Umso interessanter ist ein Blick auf die institutionalisierte Variante des neuen Horizontalismus, die in Deutschland gerade am Beispiel der Piratenpartei zu studieren ist. Aussetzen kann sie die Lösung der komplexen Probleme ihrer Zeit jedenfalls nicht, den tendenziellen Widerspruch eines angestrebten Horizontalismus innerhalb eines parlamentarischen Systems mit eingespielten Entscheidungsprozessen hat sie tapfer zu tragen.

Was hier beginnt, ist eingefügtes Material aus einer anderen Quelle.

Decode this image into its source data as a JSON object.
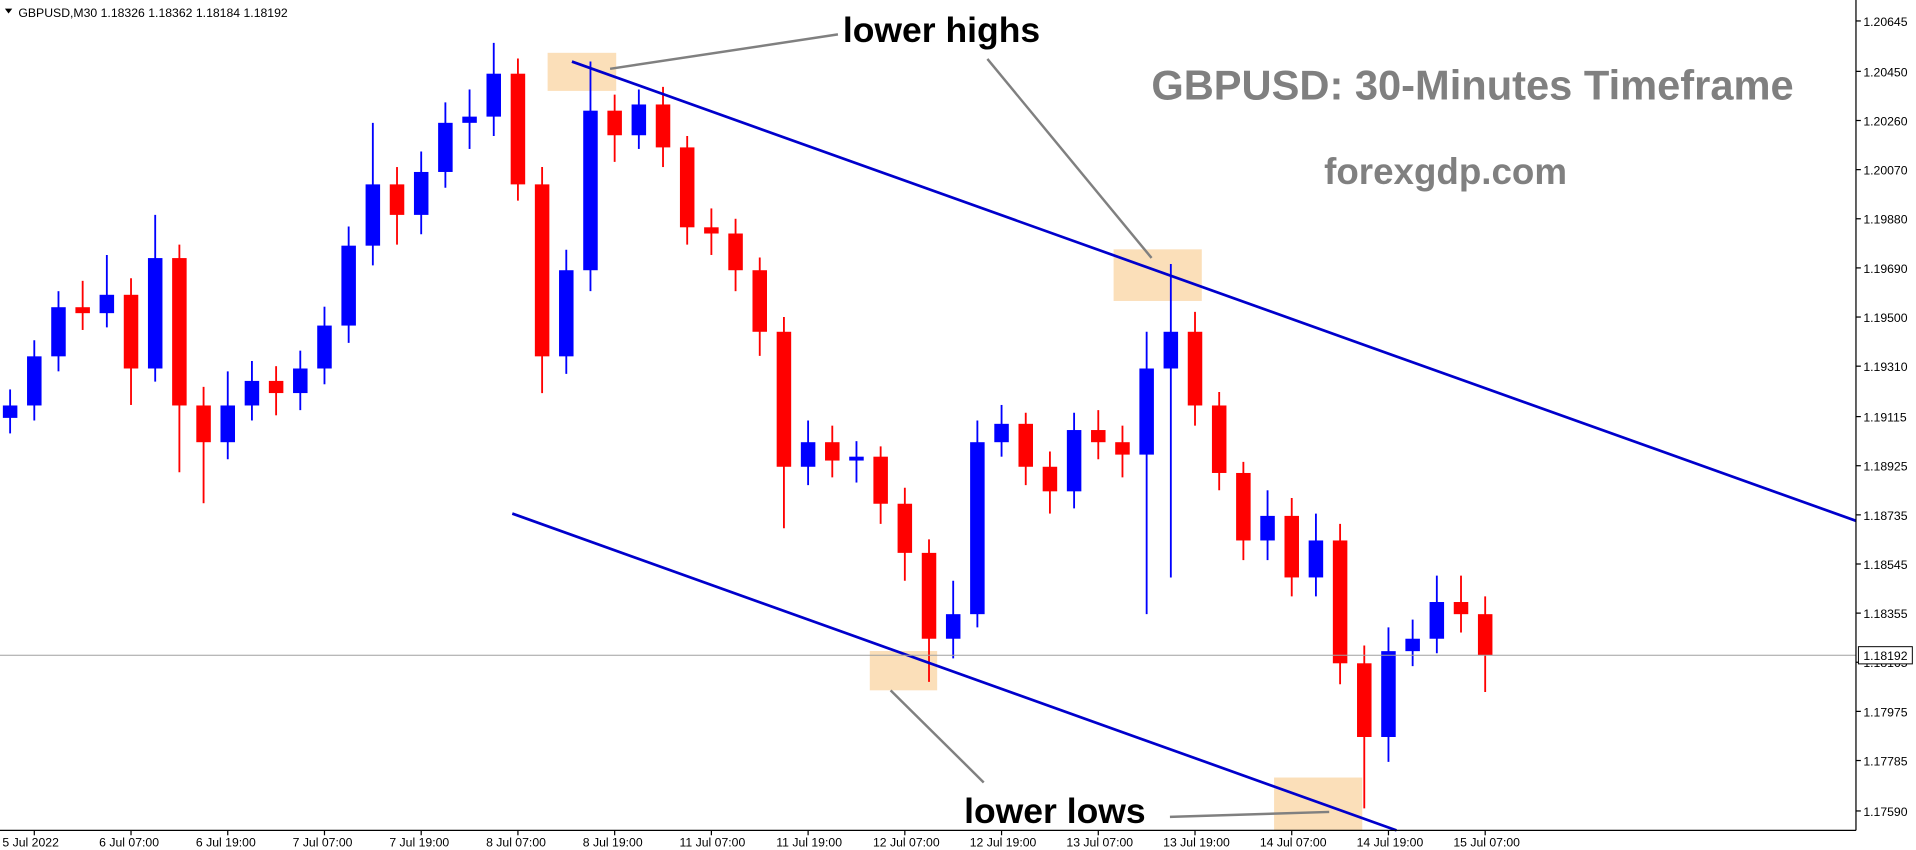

Hundert Tage nach dem Einzug ins Berliner Abgeordnetenhaus hat die Partei viel Zeit mit der Raumverteilung und der Vergabe von Parteiämtern verloren. Sie spricht sich für das bedingungslose Grundeinkommen und Volksabstimmungen aus, gestaltet Parteitage als graswurzelartige Generalversammlungen, erleichtert die Mitsprache durch Computerprogramme wie „Liquid Feedback“, lässt aber vor allem ein konsistentes sozialpolitisches Konzept vermissen, das sich, allein wegen der vielen strukturellen Ähnlichkeiten zwischen anarchistischen Organisationsprozessen und solchen des Internet (dem Leibthema der Piraten), in der Auseinandersetzung mit dem Anarchismus schärfen könnte.

Der Anarchismus wäre momentan, den gezeigten Schwächen zum Trotz, ein vorzügliches Instrument, um zu erklären, warum Erscheinungen wie der Berufspolitiker oder die Parteidisziplin zunehmend als veraltet und oft peinlich erscheinen. In puncto faire und flexible Arbeitsbedingungen erhebt der Anarchist die höchsten Ansprüche; für Politiker, die dem Einfluss der Wirtschaft unterliegen, muss er auch nicht das geringste systemische Verständnis aufbringen. Wie keine zweite politische Philosophie verpflichtet der Anarchismus auf basisdemokratische Ideale und Transparenz.

Die größte Angst vor dem Anarchismus und zeitgemäßen Forderungen in seinem Namen scheint momentan allerdings der ihm nahestehende parteigebundene Horizontalismus zu haben. Dabei zeigt zum Beispiel Obamas jüngste reichtumskritische Rede zur Lage der Nation oder eine Reihe von Bemerkungen Angela Merkels in den vergangenen Wochen, dass die Annäherung an die neuen sozialen Bewegungen bereits auf höchster Ebene begonnen hat. Wie ernst es den Regierenden damit ist, wird sich zeigen. Der Grad der Auseinandersetzung einer Gesellschaft mit dem Anarchismus erweist, für wie gerecht sie ihre parlamentarische Demokratie hält.